Il mio primo film risale al 1983, Scherzo del destino in agguato dietro l’angolo come un brigante da strada. Ho debuttato con una signora da Oscar, Lina Wertmüller che mi assegnò la parte del signor Diotiaiuti. Sul set c’erano due mostri, Ugo Tognazzi e Enzo Jannacci, me la feci addosso dal primo all’ultimo ciak... Lina è stata una grande donna oltre che un genio della regia. Mi piacerebbe fare cinema certo, magari una commedia, un’altra Mandrakata come quella con Gigi, ma quel genere lì lo sapevano fare solo i fratelli Vanzina, e ora Carlo non c’è più... Resta comunque la grande classe e la creatività di Enrico Vanzina, e io con gente così tornerei a fare cinema a occhi chiusi.
Un progetto chiuso nel cassetto di casa Laganà...
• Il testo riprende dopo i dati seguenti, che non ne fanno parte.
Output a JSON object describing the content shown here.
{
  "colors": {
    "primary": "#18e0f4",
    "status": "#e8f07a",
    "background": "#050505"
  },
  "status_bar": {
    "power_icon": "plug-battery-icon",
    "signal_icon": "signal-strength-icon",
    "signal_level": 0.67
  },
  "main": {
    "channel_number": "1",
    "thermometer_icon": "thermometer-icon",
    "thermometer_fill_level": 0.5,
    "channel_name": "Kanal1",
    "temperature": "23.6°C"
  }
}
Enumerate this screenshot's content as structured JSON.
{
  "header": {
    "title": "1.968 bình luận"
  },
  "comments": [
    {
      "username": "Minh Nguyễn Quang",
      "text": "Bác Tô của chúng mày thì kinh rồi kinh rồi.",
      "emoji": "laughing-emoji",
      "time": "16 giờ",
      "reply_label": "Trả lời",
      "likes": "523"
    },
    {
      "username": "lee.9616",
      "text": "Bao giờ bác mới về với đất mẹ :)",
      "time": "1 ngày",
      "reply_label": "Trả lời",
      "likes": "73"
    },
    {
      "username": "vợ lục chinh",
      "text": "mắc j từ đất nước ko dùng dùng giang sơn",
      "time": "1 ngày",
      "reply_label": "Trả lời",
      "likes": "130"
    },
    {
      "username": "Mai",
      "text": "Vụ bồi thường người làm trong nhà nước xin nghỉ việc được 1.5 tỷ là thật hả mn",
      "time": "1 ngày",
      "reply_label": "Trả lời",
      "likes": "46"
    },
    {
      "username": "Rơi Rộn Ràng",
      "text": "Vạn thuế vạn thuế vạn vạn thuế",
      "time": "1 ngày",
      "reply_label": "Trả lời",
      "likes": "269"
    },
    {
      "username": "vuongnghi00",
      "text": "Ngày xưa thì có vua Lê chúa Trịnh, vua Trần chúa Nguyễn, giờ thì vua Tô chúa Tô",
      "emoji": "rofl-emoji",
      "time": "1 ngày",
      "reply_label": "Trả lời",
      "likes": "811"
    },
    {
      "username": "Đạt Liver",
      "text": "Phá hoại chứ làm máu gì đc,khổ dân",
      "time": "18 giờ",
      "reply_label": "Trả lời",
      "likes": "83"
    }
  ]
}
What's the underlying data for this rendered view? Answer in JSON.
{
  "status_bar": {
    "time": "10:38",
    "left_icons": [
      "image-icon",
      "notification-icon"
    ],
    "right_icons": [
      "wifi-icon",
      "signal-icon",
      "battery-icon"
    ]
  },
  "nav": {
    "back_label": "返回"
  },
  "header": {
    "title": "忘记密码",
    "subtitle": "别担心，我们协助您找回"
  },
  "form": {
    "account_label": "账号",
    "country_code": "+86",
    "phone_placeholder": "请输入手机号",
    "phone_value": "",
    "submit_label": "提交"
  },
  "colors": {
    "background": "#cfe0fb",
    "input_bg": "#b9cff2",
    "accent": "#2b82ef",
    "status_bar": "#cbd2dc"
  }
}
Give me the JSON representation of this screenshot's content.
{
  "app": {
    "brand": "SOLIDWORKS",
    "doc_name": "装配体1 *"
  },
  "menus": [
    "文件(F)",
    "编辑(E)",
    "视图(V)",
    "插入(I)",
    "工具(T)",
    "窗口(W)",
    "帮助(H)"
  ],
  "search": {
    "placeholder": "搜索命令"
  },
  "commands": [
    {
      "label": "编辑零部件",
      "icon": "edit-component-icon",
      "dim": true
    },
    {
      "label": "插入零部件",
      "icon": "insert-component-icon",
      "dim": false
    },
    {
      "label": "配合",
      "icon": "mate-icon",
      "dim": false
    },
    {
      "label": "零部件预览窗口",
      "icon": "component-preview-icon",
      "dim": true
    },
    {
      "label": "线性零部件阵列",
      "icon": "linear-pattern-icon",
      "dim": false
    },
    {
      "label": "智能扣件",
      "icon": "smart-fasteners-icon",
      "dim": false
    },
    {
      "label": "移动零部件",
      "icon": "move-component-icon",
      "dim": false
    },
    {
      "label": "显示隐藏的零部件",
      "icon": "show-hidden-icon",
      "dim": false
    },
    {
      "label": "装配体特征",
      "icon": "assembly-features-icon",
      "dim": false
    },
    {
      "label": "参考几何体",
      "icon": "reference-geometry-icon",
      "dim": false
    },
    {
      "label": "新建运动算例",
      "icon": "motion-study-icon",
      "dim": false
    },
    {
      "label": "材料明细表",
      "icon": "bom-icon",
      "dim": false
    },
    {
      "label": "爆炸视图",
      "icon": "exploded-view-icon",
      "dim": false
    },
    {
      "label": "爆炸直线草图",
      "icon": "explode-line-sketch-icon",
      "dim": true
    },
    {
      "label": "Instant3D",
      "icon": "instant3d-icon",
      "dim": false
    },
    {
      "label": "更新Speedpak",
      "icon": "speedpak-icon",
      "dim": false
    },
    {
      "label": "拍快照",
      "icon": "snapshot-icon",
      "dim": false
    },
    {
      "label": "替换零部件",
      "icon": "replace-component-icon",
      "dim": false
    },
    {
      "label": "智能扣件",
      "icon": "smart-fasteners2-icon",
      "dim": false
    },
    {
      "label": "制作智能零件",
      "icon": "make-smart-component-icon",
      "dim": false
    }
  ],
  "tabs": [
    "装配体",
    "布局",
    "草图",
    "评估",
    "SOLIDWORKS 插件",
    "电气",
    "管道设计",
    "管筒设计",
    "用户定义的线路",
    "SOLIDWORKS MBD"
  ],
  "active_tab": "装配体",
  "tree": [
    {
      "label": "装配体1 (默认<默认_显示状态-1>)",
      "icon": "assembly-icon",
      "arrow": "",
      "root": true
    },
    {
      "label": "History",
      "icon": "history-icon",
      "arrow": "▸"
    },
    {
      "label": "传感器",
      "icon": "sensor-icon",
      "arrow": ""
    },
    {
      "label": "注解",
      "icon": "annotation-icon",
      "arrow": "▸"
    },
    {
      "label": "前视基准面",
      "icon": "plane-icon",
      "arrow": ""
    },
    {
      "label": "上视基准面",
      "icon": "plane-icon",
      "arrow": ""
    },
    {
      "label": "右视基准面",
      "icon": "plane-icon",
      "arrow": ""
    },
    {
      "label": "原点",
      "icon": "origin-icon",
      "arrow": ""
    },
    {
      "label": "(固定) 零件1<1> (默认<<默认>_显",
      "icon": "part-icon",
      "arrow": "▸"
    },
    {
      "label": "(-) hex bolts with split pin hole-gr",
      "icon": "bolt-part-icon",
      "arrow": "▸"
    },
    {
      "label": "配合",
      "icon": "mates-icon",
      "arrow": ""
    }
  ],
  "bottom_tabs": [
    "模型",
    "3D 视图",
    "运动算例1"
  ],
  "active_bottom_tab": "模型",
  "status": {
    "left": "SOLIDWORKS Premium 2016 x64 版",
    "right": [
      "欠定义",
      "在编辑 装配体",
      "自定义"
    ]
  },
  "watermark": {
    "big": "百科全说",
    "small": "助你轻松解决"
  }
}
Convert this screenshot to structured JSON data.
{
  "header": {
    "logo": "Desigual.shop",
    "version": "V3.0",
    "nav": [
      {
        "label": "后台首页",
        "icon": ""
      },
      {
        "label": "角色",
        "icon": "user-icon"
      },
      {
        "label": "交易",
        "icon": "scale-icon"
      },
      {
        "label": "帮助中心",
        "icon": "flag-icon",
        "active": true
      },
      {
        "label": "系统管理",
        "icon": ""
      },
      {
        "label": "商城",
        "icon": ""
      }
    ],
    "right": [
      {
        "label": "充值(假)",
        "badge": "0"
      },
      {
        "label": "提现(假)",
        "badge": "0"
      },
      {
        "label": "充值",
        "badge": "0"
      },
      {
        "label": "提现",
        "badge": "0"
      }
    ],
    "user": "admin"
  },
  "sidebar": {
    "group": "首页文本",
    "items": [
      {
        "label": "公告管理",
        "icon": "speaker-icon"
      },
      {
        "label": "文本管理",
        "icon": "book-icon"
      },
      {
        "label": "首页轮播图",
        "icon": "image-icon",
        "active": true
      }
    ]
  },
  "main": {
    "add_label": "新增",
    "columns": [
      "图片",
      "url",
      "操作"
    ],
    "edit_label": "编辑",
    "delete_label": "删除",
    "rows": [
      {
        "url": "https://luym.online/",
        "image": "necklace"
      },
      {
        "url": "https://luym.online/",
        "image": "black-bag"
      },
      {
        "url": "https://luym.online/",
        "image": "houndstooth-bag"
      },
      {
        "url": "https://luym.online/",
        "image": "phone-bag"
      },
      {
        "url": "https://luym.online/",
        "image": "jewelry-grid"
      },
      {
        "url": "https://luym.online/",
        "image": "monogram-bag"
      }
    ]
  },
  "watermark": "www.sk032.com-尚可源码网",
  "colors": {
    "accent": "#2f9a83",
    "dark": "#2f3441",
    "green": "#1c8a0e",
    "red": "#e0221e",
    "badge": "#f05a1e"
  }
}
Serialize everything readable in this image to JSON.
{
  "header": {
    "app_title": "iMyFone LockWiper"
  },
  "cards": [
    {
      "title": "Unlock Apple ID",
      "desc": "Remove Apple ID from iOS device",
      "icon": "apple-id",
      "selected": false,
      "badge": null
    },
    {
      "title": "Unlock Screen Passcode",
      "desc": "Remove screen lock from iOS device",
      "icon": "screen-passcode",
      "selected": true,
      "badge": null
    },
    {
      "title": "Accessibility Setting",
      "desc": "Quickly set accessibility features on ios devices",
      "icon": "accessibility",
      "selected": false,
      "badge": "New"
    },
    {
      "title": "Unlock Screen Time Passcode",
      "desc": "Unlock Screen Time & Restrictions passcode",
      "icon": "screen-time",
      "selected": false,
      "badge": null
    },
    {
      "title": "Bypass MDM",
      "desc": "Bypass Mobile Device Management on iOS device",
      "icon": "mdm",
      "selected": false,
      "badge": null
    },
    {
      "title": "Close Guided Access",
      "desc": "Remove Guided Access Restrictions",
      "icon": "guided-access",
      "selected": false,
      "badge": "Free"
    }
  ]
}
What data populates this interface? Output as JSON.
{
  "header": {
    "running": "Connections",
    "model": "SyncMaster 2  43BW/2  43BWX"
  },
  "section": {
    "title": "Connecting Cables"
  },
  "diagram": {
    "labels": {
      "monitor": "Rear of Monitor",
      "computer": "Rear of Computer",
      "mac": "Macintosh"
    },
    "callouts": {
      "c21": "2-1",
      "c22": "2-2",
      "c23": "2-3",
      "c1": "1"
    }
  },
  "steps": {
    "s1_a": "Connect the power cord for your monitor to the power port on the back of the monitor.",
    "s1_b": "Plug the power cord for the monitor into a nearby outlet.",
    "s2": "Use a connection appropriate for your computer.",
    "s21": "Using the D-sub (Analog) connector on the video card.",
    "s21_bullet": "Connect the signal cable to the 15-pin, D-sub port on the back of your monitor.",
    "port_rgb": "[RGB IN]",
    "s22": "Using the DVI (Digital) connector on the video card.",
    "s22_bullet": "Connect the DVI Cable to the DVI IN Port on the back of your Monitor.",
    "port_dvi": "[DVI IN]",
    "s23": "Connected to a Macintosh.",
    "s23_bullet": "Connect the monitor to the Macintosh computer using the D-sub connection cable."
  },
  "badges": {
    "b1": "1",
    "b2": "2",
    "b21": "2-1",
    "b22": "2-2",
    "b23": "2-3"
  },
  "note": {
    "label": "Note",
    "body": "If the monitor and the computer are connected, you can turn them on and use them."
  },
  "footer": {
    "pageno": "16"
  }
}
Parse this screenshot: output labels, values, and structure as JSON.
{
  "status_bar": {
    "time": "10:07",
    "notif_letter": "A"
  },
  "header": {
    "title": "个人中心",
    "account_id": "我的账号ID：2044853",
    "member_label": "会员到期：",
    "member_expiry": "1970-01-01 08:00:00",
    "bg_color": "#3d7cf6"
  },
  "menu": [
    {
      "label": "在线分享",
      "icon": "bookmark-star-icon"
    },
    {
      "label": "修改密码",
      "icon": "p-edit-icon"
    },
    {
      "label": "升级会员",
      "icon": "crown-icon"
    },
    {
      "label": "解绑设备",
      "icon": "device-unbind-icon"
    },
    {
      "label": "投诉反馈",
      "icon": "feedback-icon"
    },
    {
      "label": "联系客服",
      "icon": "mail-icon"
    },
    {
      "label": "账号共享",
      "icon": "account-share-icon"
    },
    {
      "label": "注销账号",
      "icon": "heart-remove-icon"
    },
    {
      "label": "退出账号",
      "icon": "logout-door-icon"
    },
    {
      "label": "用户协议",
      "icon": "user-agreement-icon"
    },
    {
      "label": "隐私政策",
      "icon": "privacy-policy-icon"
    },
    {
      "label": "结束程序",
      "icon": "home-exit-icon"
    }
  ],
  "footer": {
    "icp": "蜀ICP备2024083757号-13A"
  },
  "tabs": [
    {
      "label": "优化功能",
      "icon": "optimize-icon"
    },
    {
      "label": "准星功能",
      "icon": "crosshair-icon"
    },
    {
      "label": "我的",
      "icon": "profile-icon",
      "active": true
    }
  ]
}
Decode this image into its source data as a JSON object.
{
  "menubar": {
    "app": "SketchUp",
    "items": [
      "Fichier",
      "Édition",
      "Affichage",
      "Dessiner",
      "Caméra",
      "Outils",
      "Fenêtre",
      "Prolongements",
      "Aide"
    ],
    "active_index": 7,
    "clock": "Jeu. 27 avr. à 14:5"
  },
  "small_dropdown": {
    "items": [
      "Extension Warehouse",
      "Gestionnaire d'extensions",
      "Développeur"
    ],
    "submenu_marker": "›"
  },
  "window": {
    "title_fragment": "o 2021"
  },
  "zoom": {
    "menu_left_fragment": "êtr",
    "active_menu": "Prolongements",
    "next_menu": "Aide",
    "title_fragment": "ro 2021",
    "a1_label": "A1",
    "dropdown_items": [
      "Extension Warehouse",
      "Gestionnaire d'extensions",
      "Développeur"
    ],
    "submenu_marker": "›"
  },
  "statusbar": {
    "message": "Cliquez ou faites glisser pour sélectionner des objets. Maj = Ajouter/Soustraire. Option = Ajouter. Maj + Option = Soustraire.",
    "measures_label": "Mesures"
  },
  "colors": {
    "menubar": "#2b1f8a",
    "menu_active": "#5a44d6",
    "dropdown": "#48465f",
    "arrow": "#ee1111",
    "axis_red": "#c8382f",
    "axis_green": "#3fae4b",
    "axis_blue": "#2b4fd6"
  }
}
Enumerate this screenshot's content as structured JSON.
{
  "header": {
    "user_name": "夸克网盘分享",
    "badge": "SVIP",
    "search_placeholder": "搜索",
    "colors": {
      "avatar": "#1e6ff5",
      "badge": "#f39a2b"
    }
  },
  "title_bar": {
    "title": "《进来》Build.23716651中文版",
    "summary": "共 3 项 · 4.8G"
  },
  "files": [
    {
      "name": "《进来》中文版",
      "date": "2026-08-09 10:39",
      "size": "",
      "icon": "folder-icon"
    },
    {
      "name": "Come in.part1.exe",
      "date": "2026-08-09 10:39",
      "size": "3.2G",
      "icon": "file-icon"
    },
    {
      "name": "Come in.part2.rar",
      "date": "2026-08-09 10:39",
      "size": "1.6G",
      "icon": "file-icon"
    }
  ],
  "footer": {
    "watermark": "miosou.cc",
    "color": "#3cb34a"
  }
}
Un disco pronto per Natale con canzoni che mi appartengono, prodotto da Marco Rinalducci. Non c’è un mio spettacolo che non parta da una musica che mi accarezzi il cuore e la mente. Ho lavorato in Alleluja brava gente di Garinei e Giovannini e da sempre adoro il musical, perciò ho un’idea forte e ambiziosa che mi frulla da tempo: raccontare Roma, come ho sempre fatto a teatro, con musica e parole... Certo, dentro ci metterei anche l’indiano romano di Toro sedato, quello che invece di dire «haug» dice «ahooo» – sorride – . Questo purtroppo è un tempo pieno di italiani che fanno gli “indiani”, quelli che fanno finta di non capire perché gli fa più comodo: vedi una certa classe politica che conosce solo un’arte, quella di prendere in giro «quer popolo cojone», parola di Trilussa.